Se há um exemplo didático do caos que impera no sistema socioeducativo de Pernambuco, ele se chama Centro de Atendimento Socioeducativo (Case) de Vitória de Santo Antão, na Zona da Mata do Estado. No espaço de uma semana, 30 reeducandos fugiram e quatro morreram na unidade. No último motim, domingo, três adolescentes faleceram asfixiados após um grupo rival tocar fogo em colchões dentro de uma das casas do centro. No dia da barbárie, o Case estava sem coordenador-geral. Desde a sexta-feira, 31 de março, quando o então diretor Anselmo Gonçalves pediu afastamento, a unidade é gerenciada de forma emergencial pelos três subordinados imediatos. São servidores das áreas administrativa, técnica e operacional.
O Case fica no distrito de Pacas, zona rural de Vitória, a cinco quilômetros da PE-45, que liga o município a Escada, na Mata Sul. Com um investimento de R$ 13 milhões, foi inaugurado no fim de 2013 pelo então governador Eduardo Campos, para servir de referência em socioeducação. Hoje é motivo de preocupação para quem trabalha na unidade e, principalmente, para as cerca de 300 famílias que vivem no entorno.
Sem se identificar, uma moradora diz que tenta acostumar-se à rotina de fugas e rebeliões do local. “A gente se tranca em casa e fica torcendo para eles fugirem para longe daqui”, diz. Muitos se armam com facões e foices para enfrentar eventuais invasões de suas residências. Também em reserva, um agente socioeducativo que trabalha no Case conta que os plantões são conduzidos por oito funcionários, quando o número indicado seria 20. O problema não é a superlotação (a unidade tem capacidade para 72 internos, e, atualmente, abriga 28), mas o tamanho: o centro tem uma área de 2,5 hectares, ou dois campos e meio de futebol. “A gente se vira como pode, porque é impossível vigiar a área toda”, explica.
O reflexo da falta de efetivo pode ser percebido nas guaritas vazias. É por elas que os internos escapam, segundo moradores. “Até os agentes perceberem e irem ao local, muitos já fugiram”, diz uma dona de casa que mora nas imediações.
Na próxima sexta-feira, o Conselho Estadual de Direitos da Criança e do Adolescente (Cedca) fará uma reunião para cobrar responsabilidades dos vários envolvidos na questão do sistema socioeducativo, como governo do Estado, Ministério Público e Judiciário. “As respostas que têm sido dadas até agora são superficiais, não atingem a origem do problema.

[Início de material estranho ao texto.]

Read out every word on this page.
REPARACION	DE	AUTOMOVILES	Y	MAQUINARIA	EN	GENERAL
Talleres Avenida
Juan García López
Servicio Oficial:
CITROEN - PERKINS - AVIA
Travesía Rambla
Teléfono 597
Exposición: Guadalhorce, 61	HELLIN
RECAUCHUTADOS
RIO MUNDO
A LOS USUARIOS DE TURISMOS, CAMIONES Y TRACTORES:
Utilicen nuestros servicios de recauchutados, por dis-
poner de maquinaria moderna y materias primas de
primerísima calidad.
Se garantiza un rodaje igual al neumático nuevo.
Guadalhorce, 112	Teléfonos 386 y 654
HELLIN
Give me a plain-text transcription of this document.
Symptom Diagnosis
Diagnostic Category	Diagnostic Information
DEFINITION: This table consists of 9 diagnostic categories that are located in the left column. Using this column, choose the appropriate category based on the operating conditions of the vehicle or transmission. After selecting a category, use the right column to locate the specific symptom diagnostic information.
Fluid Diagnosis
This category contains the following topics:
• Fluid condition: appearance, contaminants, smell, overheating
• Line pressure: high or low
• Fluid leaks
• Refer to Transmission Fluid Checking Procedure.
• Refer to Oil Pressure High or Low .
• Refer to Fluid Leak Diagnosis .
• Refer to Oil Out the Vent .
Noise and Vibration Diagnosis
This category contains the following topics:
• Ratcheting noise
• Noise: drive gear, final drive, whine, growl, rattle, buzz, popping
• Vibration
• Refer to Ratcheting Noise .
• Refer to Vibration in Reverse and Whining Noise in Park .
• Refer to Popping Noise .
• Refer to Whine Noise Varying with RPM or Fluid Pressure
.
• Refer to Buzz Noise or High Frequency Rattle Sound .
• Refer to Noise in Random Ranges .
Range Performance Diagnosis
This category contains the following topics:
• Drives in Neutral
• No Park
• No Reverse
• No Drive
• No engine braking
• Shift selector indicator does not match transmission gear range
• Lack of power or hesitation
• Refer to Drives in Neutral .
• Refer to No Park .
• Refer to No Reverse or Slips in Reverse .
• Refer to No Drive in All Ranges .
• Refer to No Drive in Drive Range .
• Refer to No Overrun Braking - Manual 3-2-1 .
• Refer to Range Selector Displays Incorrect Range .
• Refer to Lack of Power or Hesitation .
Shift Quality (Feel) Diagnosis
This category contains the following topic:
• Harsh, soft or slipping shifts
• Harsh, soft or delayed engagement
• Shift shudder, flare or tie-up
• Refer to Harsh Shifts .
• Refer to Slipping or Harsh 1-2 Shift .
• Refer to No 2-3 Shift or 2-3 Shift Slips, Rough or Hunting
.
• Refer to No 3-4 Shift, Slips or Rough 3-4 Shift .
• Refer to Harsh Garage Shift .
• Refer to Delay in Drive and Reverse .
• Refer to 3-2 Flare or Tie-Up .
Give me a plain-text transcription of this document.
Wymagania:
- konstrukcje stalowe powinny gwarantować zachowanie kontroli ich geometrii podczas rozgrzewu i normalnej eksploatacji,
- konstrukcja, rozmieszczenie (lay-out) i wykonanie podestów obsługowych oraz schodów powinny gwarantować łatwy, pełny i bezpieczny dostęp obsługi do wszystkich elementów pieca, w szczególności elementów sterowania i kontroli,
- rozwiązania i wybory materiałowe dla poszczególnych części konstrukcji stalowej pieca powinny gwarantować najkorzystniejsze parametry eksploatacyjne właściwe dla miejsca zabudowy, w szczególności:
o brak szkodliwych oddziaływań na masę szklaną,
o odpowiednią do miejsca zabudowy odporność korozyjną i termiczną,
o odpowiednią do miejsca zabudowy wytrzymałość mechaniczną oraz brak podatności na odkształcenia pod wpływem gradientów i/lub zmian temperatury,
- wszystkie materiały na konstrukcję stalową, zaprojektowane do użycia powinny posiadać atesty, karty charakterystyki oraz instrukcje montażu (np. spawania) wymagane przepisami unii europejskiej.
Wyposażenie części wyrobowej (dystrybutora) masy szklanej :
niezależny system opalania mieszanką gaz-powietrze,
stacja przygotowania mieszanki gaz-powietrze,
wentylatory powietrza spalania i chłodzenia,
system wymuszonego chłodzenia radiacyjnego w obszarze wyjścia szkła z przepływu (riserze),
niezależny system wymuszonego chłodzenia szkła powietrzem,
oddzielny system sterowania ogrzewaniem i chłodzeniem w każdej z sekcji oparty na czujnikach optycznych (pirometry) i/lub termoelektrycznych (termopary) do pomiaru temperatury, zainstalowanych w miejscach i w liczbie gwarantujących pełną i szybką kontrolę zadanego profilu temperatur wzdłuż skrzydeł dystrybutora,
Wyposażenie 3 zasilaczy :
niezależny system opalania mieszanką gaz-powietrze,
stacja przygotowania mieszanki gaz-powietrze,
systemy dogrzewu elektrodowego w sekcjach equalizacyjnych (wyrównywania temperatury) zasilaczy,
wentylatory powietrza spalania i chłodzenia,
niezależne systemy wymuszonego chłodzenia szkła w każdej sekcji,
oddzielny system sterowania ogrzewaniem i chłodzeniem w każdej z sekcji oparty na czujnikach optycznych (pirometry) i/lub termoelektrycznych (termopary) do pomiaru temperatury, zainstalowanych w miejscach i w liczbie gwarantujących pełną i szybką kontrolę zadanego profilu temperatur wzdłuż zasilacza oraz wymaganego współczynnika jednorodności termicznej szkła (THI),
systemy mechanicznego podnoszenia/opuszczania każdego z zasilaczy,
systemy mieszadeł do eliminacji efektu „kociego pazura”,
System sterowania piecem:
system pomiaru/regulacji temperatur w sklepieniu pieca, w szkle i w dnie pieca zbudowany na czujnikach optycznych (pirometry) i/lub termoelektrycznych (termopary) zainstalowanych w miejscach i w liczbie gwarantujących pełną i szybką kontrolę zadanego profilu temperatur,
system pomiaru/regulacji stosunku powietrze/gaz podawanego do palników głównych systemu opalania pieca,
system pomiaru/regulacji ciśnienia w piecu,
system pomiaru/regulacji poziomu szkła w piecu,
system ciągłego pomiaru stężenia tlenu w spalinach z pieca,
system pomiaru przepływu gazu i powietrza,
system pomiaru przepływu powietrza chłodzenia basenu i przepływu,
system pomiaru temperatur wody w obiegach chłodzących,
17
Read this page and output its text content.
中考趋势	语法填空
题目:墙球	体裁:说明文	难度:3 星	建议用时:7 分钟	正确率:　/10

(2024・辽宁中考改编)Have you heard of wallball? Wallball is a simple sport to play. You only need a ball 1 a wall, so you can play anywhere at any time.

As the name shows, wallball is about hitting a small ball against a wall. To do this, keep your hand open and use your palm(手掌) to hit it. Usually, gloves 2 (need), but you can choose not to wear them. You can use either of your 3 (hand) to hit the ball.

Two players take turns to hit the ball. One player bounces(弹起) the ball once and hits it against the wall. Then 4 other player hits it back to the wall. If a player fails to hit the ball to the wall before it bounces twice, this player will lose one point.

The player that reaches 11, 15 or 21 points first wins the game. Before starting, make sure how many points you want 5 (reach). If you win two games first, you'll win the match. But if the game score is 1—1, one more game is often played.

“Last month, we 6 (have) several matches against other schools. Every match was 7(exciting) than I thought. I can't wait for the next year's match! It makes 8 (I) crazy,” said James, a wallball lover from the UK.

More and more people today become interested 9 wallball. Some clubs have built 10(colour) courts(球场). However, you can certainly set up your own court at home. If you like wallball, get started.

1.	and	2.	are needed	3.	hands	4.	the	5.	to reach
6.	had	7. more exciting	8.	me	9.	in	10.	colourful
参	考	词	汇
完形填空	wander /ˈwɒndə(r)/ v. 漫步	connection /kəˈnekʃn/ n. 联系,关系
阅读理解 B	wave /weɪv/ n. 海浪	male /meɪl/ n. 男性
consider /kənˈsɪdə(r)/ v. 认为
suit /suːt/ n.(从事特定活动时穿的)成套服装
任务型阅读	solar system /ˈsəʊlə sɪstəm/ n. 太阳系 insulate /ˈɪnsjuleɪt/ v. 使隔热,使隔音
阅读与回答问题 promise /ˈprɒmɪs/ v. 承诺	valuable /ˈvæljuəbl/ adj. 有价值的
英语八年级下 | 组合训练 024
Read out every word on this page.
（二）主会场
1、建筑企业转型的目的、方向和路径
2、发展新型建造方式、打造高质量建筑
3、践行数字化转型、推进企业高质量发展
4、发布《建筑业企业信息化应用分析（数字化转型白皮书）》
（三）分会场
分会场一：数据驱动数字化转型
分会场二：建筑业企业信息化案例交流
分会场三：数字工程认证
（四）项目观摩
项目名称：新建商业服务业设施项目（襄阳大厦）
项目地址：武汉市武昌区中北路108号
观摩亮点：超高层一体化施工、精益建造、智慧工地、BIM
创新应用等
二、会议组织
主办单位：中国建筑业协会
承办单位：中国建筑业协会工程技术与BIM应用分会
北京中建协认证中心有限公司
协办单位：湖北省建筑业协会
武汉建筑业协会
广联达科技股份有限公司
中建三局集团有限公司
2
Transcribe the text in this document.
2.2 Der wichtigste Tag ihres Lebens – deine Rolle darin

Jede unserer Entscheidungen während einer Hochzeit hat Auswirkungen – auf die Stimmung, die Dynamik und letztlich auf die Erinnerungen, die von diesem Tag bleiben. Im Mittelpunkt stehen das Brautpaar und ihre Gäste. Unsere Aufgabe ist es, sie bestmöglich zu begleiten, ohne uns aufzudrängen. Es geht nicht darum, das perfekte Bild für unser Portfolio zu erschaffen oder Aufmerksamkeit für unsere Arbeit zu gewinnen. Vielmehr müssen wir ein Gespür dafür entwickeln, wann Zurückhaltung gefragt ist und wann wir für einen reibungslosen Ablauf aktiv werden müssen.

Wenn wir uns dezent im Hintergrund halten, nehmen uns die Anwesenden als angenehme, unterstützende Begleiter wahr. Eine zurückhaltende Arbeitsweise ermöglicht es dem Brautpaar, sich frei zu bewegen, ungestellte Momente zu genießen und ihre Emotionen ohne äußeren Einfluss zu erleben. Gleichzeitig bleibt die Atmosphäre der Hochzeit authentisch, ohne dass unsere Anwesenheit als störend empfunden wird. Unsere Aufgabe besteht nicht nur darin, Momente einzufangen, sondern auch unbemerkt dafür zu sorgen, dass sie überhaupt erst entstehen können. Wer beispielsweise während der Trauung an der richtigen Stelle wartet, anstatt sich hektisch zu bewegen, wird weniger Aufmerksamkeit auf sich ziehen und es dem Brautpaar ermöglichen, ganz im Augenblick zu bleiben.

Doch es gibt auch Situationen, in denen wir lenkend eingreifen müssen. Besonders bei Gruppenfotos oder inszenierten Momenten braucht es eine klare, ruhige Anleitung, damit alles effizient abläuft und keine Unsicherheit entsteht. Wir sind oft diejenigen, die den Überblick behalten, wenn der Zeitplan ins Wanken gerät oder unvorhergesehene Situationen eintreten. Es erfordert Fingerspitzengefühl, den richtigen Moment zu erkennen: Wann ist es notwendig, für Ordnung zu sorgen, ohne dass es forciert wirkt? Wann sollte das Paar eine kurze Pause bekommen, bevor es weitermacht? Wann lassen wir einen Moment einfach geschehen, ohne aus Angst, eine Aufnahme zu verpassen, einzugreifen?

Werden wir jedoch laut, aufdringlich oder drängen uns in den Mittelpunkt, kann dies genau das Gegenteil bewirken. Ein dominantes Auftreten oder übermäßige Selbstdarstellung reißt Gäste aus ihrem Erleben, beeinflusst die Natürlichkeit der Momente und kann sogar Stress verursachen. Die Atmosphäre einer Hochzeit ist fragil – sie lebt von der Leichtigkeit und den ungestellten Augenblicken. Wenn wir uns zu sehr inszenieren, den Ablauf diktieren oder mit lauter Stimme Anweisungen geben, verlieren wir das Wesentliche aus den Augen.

O Case de Vitória, por exemplo, vem de duas rebeliões seguidas, com quatro mortes, e o governo trata a questão como fatos isolados”, reclama Deila Martins, advogada do Gabinete de Assessoria Jurídicas Organizações Populares (Gajop) e integrante do Cedca.
PLANO
A Fundação de Atendimento Socioeducativo (Funase) explica que está sendo definido o novo nome para ocupar a direção do Case de Vitória, e também confirma a falta de videomonitoramento na unidade depois da rebelião do dia 24. Ainda de acordo com a Funase, o plano de reestruturação do sistema socioeducativo será apresentado amanhã à sociedade. O documento foi uma promessa do então presidente do órgão, Roberto Franca (hoje secretário estadual de Desenvolvimento Social, Infância e Juventude), em novembro de 2016, depois de duas violentas rebeliões – em Timbaúba, na Mata Norte, e Caruaru, no Agreste – onde morreram 11 adolescentes em uma semana.